Slow films make a mark in an era of binge watching

December 03, 2019 01:02 am | Updated 10:09 am IST - THIRUVANANTHAPURAM

Stills from Lav Diaz’s film The Halt

Stills from Lav Diaz’s film The Halt

A mad scramble from one theatre to the next, in a rush to clock in four to five films a day, is one of the activities that mark the annual International Film Festival of Kerala (IFFK).

How would a nine hour-long or five hour-long film fit into this scheme of things? The followers of the slow cinema movement would advise you to pause, take a breath, and spend some moments to think about what you have watched.

The movement focuses on cinema that one can immerse oneself in, shutting out the world outside for hours, almost like a meditative experience. Some of the early works of the genre from the past century are marked by a lack of narrative and extremely long takes, although much have changed over the years, from the days of Theo Angelopoulos to Béla Tarr, Aleksandr Sokurov and Apichatpong Weerasethakul.

Filipino director Lav Diaz is one of the contemporary poster boys of this movement, having consistently made films stretching from five hours to even 10 hours. It is perhaps apt that his latest film titled ‘The Halt’ will feature in this edition of the IFFK. At 4.6 hours, it would be one of the longest films at this festival, although it is not even close to Diaz’s 11-hour long ‘Evolution of a Filipino Family’.

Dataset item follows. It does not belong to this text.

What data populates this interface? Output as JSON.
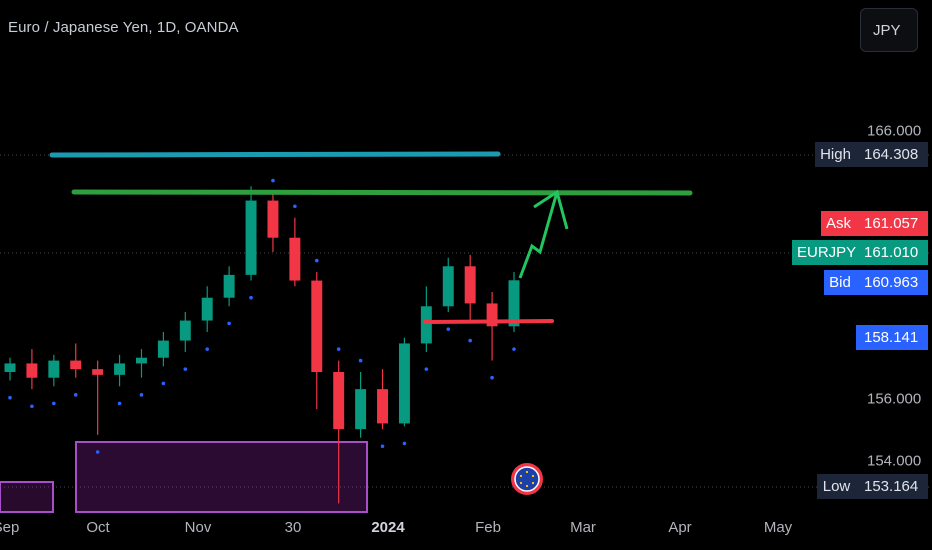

Like much of his previous work, the work is laced with commentary on the political situation in Philippines.

The entire film plays out in a Philippines two years in the future, that has gone dark as a result of a volcanic eruption. The country is ruled by a violent autocratic man, whom many have drawn parallels to the current President Rodrigo Duterte. Diaz has also made historical dramas, especially on the country’s situation in the 1970s under the brutal dictatorship of Ferdinand Marcos.

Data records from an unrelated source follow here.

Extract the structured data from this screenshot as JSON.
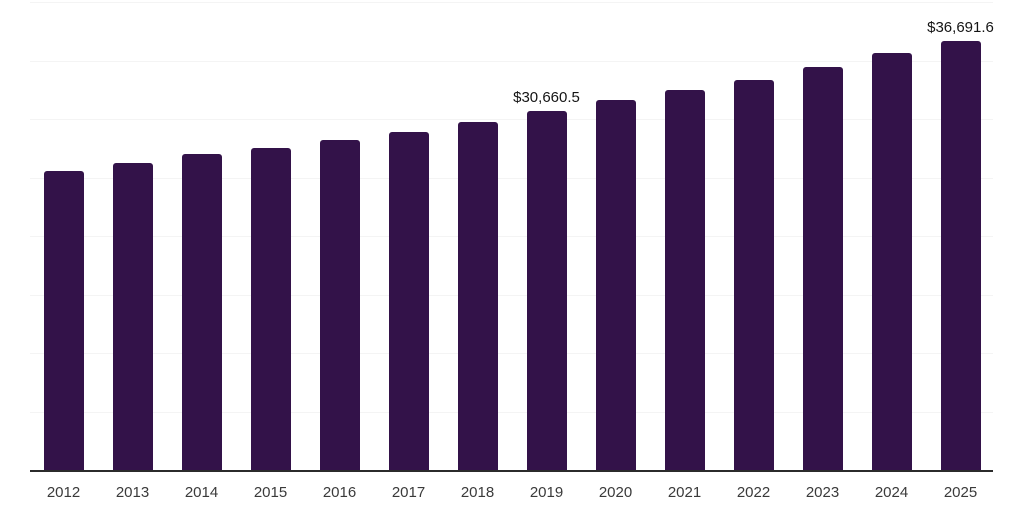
{
  "chart_data": {
    "type": "bar",
    "title": "",
    "xlabel": "",
    "ylabel": "",
    "categories": [
      "2012",
      "2013",
      "2014",
      "2015",
      "2016",
      "2017",
      "2018",
      "2019",
      "2020",
      "2021",
      "2022",
      "2023",
      "2024",
      "2025"
    ],
    "values": [
      25590,
      26240,
      26970,
      27490,
      28180,
      28910,
      29710,
      30660.5,
      31610,
      32490,
      33370,
      34450,
      35610,
      36691.6
    ],
    "point_labels": [
      null,
      null,
      null,
      null,
      null,
      null,
      null,
      "$30,660.5",
      null,
      null,
      null,
      null,
      null,
      "$36,691.6"
    ],
    "ylim": [
      0,
      40000
    ],
    "gridline_step": 5000,
    "grid": "horizontal",
    "y_axis_tick_labels": "none",
    "legend": "none",
    "colors": {
      "bar": "#331249",
      "axis_line": "#2b2b2b",
      "gridline": "#f4f4f4",
      "x_tick_label": "#3a3a3a",
      "data_label": "#141414",
      "background": "#ffffff"
    }
  }
}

Diaz’s works have figured among the lists of the longest films ever made, although experimental films like the 2012 film ‘Logistics’, the longest film ever made at 857 hours, leaves filmmakers like this behind in this aspect. One particularly clever British filmmaker even made a 10-hour long film titled ‘Paint drying’, showing literally that, as a protest against censorship costs. Then there have been serious works like the 1985 documentary ‘Shoah’, which over nine hours, that chronicled the unmatched cruelty of the holocaust.

In the era of binge-watching 60-hour long television series in streaming platforms, duration might not be a dampener for many, but some of these works do require one to approach it with a different mindset.